Une lumière éblouissante éclaira le visage de Baptiste. Il était pétrifié. C’est alors qu’un grésillement se fit entendre, qui lui rappela le bruit de son radio-réveil, lorsqu’il était mal réglé… Tout lui semblait surnaturel, anormal… Son souffle s’accéléra encore… Il se mit à penser qu’on allait peut-être lui faire du mal…

« Tout va bien Monsieur ? » lança distinctement une voix masculine.

La lumière qui éclairait son visage était toujours aussi forte.

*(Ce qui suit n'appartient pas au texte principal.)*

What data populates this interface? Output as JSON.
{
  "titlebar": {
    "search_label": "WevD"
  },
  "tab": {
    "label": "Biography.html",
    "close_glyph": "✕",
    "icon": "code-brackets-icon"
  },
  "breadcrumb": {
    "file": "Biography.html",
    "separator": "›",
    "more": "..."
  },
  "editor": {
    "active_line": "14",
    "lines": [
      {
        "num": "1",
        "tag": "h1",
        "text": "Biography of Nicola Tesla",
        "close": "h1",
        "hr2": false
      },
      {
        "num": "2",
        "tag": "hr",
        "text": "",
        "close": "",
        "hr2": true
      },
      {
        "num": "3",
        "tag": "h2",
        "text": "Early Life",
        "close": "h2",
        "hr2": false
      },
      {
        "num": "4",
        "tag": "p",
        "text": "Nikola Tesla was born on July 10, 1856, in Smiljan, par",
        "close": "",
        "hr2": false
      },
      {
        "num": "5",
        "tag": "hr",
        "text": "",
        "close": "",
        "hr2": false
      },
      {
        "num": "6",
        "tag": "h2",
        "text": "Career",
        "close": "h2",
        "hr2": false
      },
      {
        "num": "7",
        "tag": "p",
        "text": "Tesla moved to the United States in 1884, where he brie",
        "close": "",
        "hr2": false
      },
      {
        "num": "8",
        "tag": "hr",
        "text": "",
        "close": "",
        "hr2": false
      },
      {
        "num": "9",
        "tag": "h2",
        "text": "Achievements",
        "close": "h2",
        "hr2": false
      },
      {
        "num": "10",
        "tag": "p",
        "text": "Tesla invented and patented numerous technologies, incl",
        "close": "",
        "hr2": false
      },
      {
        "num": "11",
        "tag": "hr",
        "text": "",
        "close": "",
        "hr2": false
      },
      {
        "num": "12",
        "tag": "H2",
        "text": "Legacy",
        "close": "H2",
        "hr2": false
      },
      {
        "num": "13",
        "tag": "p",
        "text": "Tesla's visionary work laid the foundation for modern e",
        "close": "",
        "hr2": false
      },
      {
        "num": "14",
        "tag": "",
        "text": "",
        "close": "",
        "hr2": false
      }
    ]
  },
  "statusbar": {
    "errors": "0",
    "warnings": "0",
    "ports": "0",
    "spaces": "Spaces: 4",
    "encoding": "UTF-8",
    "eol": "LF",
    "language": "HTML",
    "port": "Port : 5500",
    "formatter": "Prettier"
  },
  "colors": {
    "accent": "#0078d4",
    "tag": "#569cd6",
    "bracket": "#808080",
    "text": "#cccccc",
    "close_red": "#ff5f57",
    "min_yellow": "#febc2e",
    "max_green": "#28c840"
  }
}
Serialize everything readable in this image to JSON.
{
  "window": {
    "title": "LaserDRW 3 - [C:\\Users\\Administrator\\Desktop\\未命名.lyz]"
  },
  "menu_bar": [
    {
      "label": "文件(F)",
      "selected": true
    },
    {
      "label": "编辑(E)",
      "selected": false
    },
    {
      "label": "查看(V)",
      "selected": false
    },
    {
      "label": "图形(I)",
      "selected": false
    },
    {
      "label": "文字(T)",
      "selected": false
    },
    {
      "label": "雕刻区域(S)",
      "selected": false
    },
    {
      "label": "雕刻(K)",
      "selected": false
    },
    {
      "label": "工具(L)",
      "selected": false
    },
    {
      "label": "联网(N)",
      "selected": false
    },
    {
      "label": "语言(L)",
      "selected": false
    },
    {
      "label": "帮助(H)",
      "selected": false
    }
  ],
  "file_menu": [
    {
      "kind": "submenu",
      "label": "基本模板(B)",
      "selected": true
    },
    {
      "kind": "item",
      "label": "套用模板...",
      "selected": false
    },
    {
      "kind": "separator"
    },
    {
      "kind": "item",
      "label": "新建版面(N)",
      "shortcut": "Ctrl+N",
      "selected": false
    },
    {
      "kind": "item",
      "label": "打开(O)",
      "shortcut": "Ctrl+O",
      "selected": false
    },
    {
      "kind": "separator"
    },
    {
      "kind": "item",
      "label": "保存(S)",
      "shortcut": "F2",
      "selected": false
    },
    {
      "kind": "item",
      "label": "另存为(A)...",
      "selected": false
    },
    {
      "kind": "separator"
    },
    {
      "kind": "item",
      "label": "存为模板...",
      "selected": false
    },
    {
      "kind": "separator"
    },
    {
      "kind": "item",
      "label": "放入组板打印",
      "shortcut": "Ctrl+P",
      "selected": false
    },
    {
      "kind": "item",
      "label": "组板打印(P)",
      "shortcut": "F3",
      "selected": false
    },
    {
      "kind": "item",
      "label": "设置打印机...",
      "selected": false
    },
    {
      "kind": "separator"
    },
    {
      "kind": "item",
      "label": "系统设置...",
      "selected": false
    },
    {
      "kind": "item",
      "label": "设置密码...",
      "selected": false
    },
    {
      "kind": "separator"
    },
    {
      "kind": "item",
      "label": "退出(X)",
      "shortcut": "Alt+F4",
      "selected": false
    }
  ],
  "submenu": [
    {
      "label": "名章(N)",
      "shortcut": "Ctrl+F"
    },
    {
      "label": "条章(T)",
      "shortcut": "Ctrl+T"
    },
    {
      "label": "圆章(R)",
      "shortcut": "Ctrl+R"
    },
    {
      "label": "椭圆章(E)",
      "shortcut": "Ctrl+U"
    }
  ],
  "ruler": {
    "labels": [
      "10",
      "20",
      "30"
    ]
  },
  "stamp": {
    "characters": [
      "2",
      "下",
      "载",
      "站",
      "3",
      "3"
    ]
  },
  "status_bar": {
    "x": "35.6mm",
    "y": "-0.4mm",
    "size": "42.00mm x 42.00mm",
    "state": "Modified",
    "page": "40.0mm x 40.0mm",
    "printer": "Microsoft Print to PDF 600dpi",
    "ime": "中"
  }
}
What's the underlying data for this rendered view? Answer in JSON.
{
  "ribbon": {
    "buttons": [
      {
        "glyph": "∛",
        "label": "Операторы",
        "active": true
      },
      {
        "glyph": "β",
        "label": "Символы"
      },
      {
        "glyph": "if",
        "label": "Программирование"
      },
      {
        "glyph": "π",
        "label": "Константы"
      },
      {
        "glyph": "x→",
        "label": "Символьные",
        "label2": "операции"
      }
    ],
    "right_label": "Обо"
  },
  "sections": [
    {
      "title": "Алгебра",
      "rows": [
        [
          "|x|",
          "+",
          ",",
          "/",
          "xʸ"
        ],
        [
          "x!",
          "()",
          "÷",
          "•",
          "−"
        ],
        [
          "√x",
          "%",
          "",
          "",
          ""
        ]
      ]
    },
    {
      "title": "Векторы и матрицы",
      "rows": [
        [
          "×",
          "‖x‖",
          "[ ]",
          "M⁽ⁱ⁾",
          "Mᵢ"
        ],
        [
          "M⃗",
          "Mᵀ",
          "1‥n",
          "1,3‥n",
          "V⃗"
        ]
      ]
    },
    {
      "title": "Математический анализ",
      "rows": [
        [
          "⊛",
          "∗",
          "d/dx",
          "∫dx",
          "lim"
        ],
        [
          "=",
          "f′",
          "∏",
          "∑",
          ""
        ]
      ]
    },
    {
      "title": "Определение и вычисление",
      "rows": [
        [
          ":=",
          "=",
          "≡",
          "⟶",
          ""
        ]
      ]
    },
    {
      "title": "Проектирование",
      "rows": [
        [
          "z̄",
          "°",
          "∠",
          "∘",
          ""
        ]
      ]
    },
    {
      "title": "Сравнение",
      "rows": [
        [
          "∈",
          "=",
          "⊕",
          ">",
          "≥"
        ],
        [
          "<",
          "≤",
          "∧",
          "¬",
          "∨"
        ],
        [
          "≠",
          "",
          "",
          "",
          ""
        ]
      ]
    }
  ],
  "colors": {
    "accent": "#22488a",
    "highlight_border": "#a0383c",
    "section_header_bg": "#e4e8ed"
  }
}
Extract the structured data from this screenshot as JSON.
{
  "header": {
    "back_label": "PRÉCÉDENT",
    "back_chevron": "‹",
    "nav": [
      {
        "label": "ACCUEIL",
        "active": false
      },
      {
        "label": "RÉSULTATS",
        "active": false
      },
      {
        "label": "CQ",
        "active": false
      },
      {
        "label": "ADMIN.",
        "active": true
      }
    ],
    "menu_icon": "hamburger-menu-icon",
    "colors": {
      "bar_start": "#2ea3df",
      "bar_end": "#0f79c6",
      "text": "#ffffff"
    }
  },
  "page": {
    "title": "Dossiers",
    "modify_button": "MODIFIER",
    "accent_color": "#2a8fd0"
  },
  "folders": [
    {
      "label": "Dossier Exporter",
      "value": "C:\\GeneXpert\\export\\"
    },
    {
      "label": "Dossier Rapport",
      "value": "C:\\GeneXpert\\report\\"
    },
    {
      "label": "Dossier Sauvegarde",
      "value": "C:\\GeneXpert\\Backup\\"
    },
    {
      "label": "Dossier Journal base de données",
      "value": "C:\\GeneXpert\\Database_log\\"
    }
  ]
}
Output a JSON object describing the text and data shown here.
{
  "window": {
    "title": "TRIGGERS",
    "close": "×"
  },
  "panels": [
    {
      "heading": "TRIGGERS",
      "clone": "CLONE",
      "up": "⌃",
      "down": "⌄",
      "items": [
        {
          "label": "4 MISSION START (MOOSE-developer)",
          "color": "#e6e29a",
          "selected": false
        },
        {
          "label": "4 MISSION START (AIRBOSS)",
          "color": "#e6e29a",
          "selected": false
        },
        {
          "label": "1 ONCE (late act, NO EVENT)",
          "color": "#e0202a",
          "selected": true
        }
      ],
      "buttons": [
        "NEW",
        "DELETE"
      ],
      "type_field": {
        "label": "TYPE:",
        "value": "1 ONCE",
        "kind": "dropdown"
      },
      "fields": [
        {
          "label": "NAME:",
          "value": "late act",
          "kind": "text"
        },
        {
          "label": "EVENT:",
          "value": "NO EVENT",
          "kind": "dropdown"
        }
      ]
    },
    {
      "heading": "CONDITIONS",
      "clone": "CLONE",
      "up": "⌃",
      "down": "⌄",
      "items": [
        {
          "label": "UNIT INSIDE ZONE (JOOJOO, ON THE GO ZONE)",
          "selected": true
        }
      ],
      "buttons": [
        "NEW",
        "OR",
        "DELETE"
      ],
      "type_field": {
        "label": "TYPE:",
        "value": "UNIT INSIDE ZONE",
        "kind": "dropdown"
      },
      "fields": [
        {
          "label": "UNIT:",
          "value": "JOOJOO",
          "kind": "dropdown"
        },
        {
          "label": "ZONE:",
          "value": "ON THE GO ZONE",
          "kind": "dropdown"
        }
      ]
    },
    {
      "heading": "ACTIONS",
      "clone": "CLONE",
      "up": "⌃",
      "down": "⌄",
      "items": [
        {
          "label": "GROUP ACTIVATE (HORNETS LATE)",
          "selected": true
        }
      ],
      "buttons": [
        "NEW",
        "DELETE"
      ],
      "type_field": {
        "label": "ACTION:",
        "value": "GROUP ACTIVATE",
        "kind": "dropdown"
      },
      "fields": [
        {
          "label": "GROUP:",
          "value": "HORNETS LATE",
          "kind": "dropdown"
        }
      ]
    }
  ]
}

Alors que Baptiste protégeait ses yeux à l’aide de ses mains, il s’aperçut que quelque chose avait changé. Il ne reconnaissait pas ses doigts, ils lui paraissaient énormes… Il se mit à gémir, machinalement…

« Calmez vous ! Ça va aller… On est là pour vous aider… » lança la voix.

Puis le grésillement repris, par intermittence cette fois. Une voix féminine se mit à parler dans la radio : « Êtes vous sur les lieux ? Voulez vous des renforts ? »
« – Négatif. Nous avons localisé l’individu, intervention en cours. » répondit la voix masculine.

Baptiste regardait toujours ses doigts, avec stupéfaction. Comme la cage d’escalier s’alluma, il vit que tout son corps avait changé, ses bras, ses jambes, tout avait grandi… Il fut pris d’un moment de panique, et s’agita, tout en continuant à gémir…

La voix reprit « Regardez-moi ! Calmez-vous ! Venez dans ma direction, on va s’occuper de vous… »

Baptiste leva les yeux, et contempla, stupéfait, le policier qui s’adressait à lui… La réalité lui apparu soudain. Cette réminiscence eu pour effet de le calmer immédiatement. Il se leva doucement et avança d’un pas résigné.

Sa maman était toujours là, dans son cœur, elle ne l’avait pas abandonné, elle avait juste rejoint l’autre monde, celui où il n’y a plus de voix… Il y avait longtemps… Si longtemps déjà…

Baptiste avait 9 ans… Lorsqu’il est devenu schizophrène.

FIN.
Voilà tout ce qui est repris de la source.